29 Ağustos 2013 Perşembe

Bakara 2/214

EZBER AYETLERİ


أَمْ حَسِبْتُمْ أَن تَدْخُلُواْ الْجَنَّةَ وَلَمَّا يَأْتِكُم مَّثَلُ الَّذِينَ خَلَوْاْ مِن قَبْلِكُم 
مَّسَّتْهُمُ الْبَأْسَاء وَالضَّرَّاء وَزُلْزِلُواْ حَتَّى يَقُولَ الرَّسُولُ وَالَّذِينَ آمَنُواْ مَعَهُ مَتَى نَصْرُ اللّهِ أَلا إِنَّ نَصْرَ اللّهِ قَرِيبٌ


Em hasibtum en tedhulûl cennete ve lemmâ ye’tikum meselullezîne halev min kablikum messethumul be’sâu ved darrâu ve zulzilû hattâ yekûler resûlu vellezîne âmenû meahu metâ nasrullâh(nasrullâhi), e lâ inne nasrallâhi karîb(karîbun).

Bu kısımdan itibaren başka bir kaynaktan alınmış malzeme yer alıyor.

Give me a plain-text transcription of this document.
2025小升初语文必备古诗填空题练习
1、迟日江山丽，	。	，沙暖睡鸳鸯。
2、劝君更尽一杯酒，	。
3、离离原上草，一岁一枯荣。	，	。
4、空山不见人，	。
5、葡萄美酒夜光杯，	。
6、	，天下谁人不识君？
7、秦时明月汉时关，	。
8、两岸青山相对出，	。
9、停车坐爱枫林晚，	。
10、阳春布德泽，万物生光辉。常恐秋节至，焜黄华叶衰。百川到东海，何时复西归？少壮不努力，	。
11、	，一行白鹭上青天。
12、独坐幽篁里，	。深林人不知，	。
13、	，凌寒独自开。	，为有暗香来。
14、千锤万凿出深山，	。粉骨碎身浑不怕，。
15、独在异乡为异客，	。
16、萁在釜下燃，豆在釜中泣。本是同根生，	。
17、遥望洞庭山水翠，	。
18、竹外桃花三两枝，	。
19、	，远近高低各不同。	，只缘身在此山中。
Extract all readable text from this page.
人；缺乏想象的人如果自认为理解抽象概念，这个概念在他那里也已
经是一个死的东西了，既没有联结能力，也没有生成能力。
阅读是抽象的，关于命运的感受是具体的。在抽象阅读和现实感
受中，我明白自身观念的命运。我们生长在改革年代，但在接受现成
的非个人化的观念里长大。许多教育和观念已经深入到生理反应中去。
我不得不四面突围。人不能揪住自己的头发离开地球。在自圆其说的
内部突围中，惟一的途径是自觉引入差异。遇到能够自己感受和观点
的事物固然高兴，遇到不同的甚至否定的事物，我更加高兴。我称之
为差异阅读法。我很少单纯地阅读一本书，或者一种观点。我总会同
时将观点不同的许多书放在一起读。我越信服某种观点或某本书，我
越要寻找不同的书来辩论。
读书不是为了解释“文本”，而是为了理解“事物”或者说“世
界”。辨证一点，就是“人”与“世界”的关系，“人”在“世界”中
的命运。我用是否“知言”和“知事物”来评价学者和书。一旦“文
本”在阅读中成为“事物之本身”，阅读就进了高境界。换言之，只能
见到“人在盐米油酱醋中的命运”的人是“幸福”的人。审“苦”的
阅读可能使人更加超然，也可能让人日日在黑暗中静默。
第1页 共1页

1.em hasibtum: yoksa zan mı ettiniz
2.en tedhulû: girmeniz
3.el cennete: cennet
4.ve lemmâ: ve olmadıkça
5.ye'ti-kum: size gelir
6.mesele: durum, haller
7.ellezîne: o kimseler, onlar
8.halev: gelip geçti
9.min kabli-kum: sizden önce
10.messet-hum: onlara dokundu, isabet etti, başına geldi
11.el be'sâu: şiddetli belâ
12.ve ed darrâu: ve darlık, zarar, sıkıntı, felâket
13.ve zulzilû: ve sarsıldılar
14.hattâ: olacak kadar
15.yekûle: söyleyecek, diyecek
16.er resûlu: resûl
17.ve ellezîne: ve o kimseler, onlar
18.âmenû: âmenû oldular, îmân ettiler
19.mea-hu: onun yanında
20.metâ: ne zaman
21.nasrullâhi (nasru allâhi): Allah'ın yardımı
22.e lâ: değil mi, (öyle) değil mi
23.inne nasrallâhi (nasra allâhi): muhakkak ki, mutlaka Allah'ın yardımı
24.karîbun: yakın


Yoksa siz, sizden öncekilerin başına gelenler, sizin de başınıza gelmeden cennete gireceğinizi mi sandınız? Peygamber ve onunla beraber mü’minler, “Allah’ın yardımı ne zaman?” diyecek kadar darlığa ve zorluğa uğramışlar ve sarsılmışlardı. İyi bilin ki, Allah’ın yardımı pek yakındır.